We went to the foreign ministry the next morning where Kinnock was holding talks. A broadcast journalist who, for all we knew, had received a kicking from his news desk for not running the ‘Glenys cries’ line, seemed to be less than happy with the travelling Lobby and asked Mrs Kinnock directly whether she had cried the day before. Glenys, bless her, replied: ‘Yes, I did, actually.’
He should not have asked, as he could no longer claim to his bosses that the Lobby had made it up. There was always a tension between the visiting pack and journalists on the ground who thought, quite rightly, that they knew the domestic story better. But we were often working for a different market – known as the front page.

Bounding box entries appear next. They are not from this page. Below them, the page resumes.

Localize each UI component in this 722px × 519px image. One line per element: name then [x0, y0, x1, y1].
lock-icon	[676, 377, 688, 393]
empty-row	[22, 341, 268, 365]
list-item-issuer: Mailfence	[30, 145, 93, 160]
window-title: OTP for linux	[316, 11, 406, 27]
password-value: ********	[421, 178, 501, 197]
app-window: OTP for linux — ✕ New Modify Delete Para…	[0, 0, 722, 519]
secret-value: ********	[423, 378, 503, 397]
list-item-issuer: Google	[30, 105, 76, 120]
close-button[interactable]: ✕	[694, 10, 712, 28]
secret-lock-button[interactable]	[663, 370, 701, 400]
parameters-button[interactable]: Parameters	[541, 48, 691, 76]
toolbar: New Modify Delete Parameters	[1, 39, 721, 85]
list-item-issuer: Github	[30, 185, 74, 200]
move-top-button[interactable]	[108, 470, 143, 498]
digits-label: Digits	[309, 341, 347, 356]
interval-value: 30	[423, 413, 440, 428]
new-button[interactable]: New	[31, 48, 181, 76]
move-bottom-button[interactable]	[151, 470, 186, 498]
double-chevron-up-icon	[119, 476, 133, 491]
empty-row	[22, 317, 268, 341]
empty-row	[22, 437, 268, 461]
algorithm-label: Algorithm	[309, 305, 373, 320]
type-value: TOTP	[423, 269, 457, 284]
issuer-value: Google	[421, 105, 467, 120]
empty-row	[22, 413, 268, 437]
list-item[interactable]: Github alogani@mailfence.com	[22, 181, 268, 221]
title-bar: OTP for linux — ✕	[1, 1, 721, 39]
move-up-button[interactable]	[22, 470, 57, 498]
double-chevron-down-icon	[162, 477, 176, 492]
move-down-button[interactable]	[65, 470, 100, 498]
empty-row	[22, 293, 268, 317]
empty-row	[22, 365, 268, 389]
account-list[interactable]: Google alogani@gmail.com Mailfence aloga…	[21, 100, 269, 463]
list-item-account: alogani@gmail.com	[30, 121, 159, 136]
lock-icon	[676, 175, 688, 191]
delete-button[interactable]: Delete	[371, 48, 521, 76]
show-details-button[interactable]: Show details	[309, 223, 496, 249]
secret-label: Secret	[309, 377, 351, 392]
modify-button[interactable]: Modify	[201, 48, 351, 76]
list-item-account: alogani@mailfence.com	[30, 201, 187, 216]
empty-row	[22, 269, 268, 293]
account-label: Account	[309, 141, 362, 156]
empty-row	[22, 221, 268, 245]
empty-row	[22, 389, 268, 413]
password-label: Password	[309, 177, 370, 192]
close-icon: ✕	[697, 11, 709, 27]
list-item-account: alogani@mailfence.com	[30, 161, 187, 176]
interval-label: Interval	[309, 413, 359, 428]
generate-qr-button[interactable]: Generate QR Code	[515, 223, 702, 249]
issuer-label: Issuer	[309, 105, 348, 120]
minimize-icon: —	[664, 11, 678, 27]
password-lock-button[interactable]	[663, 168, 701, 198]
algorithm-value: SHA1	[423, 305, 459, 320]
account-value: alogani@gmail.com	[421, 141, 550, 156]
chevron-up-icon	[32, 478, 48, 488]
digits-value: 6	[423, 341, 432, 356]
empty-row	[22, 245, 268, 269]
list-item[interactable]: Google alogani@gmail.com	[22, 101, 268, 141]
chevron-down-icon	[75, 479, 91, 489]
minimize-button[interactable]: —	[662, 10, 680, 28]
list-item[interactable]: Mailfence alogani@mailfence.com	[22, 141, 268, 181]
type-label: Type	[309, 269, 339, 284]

Kinnock’s visit had an impact. The next day, Yitzhak Shamir, the Israeli prime minister, responded to accusations of army brutality and hellish conditions in the occupied territories by insisting that Israel was doing everything it could to avoid casualties and suffering. But he did not deny Kinnock’s controversial statements, repeated personally to him during the talks, that he had seen injured Palestinians on the West Bank and in the Gaza Strip who had been shot in the back.
Kinnock raised the use of so-called ‘dum dum’ ammunition with Yitzhak Rabin, then defence minister but later a prime minister who made several historic agreements with the Palestinians through the Oslo Accords. Rabin was assassinated in 1995 by an opponent of the peace process. Back then it was an awkward encounter for Kinnock as Rabin was a Labour minister.
For John Williams of the Standard, the timing meant it was a splash for his paper again. But John knew that if he stayed and filed, he would miss Kinnock’s trip to Gaza that morning. I told him to stay in Jerusalem and I would fill him in. We returned from Gaza in time for me to dictate notes of our trip to Gaza, and for him – helped by the time advantage – to catch his paper with yet another splash. Which all proves that in the competitive world of political journalism, there is still time for cooperation.
Kinnock had timed his trip well. Other Western leaders visiting during this period also put pressure on Israel to soften its security policy in the so-called occupied territories. And unusually for an overseas trip, whether by an Opposition leader or a prime minister, there was no big gaffe, no downside.